Compression of Finite Group Actions and Covariant Dimension, II

TL;DR

This paper advances the understanding of covariant dimension of finite groups by introducing multihomogeneous covariants, filling gaps in previous proofs, and extending earlier results with improved techniques.

Contribution

It develops new methods using multihomogeneous covariants to complete and extend prior work on covariant dimension of finite groups.

Findings

Extended covariant dimension results for finite groups.

Introduced multihomogeneous covariants as a new technique.

Filled gaps in previous proofs and simplified the arguments.

Abstract

Let $G$ be a finite group and $\phi : V\to W$ an equivariant morphism of finite dimensional $G$-modules. We say that $\phi$ is faithful if $G$ acts faithfully on $\phi(V)$. The covariant dimension of $G$ is the minimum of the dimension of $\bar{\phi(V)}$ taken over all faithful $\phi$. In \cite{KS07} we investigated covariant dimension and were able to determine it in many cases.
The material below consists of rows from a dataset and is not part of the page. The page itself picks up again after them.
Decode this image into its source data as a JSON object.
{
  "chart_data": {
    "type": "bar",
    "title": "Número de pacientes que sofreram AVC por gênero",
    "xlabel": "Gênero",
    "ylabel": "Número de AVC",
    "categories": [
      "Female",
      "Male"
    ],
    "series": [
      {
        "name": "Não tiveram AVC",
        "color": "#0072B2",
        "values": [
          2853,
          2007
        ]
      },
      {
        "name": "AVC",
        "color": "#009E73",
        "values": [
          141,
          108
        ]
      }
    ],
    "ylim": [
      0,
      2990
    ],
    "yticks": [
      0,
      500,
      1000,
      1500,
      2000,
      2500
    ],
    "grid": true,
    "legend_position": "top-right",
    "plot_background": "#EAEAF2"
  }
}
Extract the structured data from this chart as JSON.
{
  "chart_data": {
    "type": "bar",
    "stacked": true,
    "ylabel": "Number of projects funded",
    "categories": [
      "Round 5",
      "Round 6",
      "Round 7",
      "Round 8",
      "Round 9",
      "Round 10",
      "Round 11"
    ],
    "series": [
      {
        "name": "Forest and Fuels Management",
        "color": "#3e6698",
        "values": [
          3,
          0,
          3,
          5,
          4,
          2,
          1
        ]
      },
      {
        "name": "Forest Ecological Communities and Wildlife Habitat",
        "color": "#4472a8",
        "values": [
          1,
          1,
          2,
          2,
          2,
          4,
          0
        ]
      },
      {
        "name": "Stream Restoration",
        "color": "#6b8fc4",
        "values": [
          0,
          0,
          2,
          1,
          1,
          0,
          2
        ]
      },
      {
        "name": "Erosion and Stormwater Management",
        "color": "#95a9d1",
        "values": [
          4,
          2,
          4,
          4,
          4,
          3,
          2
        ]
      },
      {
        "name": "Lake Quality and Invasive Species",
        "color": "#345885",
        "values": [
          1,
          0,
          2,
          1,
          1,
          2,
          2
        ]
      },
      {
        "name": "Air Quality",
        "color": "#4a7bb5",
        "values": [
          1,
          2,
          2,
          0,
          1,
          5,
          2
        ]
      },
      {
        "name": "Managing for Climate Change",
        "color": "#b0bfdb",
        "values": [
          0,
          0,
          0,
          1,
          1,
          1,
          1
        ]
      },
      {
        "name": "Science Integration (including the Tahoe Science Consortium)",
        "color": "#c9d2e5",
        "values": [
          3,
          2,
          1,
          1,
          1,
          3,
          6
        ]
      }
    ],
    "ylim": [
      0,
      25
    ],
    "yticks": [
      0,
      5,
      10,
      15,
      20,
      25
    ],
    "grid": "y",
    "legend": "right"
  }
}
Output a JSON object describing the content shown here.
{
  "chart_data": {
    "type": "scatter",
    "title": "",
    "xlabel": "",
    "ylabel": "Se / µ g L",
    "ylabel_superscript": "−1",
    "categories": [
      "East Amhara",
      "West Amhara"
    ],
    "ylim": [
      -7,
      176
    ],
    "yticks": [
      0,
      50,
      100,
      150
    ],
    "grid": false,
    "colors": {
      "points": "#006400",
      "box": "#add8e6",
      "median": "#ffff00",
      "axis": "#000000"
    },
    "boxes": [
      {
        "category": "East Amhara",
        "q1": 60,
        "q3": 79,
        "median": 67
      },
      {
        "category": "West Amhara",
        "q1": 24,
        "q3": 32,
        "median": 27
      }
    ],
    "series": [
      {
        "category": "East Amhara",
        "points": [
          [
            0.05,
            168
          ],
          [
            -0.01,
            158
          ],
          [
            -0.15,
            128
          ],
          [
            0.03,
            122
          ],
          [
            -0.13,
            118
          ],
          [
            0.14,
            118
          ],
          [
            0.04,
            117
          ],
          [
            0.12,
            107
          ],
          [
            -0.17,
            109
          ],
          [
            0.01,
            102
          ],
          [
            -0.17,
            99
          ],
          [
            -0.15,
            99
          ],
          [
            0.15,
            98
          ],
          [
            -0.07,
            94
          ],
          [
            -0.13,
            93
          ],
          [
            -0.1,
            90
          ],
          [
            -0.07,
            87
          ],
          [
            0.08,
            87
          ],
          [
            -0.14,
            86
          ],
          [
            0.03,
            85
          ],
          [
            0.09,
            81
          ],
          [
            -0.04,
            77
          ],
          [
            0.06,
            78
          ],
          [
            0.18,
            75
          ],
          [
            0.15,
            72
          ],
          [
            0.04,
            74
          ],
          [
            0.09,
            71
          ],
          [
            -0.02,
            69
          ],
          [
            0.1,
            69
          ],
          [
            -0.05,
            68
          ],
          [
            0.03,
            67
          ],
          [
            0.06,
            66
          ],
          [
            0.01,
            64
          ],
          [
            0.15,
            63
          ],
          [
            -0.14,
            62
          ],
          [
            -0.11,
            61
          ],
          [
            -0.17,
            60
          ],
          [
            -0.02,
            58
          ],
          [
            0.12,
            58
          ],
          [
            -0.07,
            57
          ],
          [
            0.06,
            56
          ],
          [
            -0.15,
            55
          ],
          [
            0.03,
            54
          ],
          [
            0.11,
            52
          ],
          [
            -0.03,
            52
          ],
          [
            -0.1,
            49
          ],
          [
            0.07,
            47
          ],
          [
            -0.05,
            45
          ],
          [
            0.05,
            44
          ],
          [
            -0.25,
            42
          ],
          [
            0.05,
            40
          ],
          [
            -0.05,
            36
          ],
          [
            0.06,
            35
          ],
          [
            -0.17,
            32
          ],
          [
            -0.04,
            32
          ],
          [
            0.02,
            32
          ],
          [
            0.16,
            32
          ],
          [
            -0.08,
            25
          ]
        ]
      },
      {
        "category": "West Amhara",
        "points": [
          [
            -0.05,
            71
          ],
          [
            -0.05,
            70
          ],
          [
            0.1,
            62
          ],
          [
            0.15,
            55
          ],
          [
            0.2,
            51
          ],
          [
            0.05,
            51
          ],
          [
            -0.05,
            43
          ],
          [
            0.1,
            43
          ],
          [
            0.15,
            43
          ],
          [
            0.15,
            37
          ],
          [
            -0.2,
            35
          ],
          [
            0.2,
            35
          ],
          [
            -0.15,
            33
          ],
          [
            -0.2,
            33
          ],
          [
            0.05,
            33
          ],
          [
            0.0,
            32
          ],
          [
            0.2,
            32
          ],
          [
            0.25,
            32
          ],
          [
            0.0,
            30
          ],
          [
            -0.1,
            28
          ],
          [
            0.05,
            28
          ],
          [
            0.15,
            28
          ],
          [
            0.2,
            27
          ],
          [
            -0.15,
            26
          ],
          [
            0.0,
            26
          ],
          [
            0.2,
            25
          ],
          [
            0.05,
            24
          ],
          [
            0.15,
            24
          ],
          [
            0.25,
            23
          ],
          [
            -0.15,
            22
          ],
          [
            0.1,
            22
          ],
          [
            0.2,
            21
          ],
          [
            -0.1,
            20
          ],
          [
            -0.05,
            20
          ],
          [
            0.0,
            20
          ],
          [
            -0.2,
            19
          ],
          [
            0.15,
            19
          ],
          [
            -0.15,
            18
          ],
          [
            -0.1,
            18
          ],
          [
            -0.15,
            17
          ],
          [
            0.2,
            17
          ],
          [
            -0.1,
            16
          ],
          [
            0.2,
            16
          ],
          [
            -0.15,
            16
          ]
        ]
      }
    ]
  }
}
Our techniques largely depended upon finding homogeneous faithful covariants. After publication of \cite{KS07}, the junior author of this article pointed out several gaps in our proofs. Fortunately, this inspired us to find better techniques, involving multihomogeneous covariants, which have enabled us to extend and complete the results, simplify the proofs and fill the gaps of \cite{KS07}.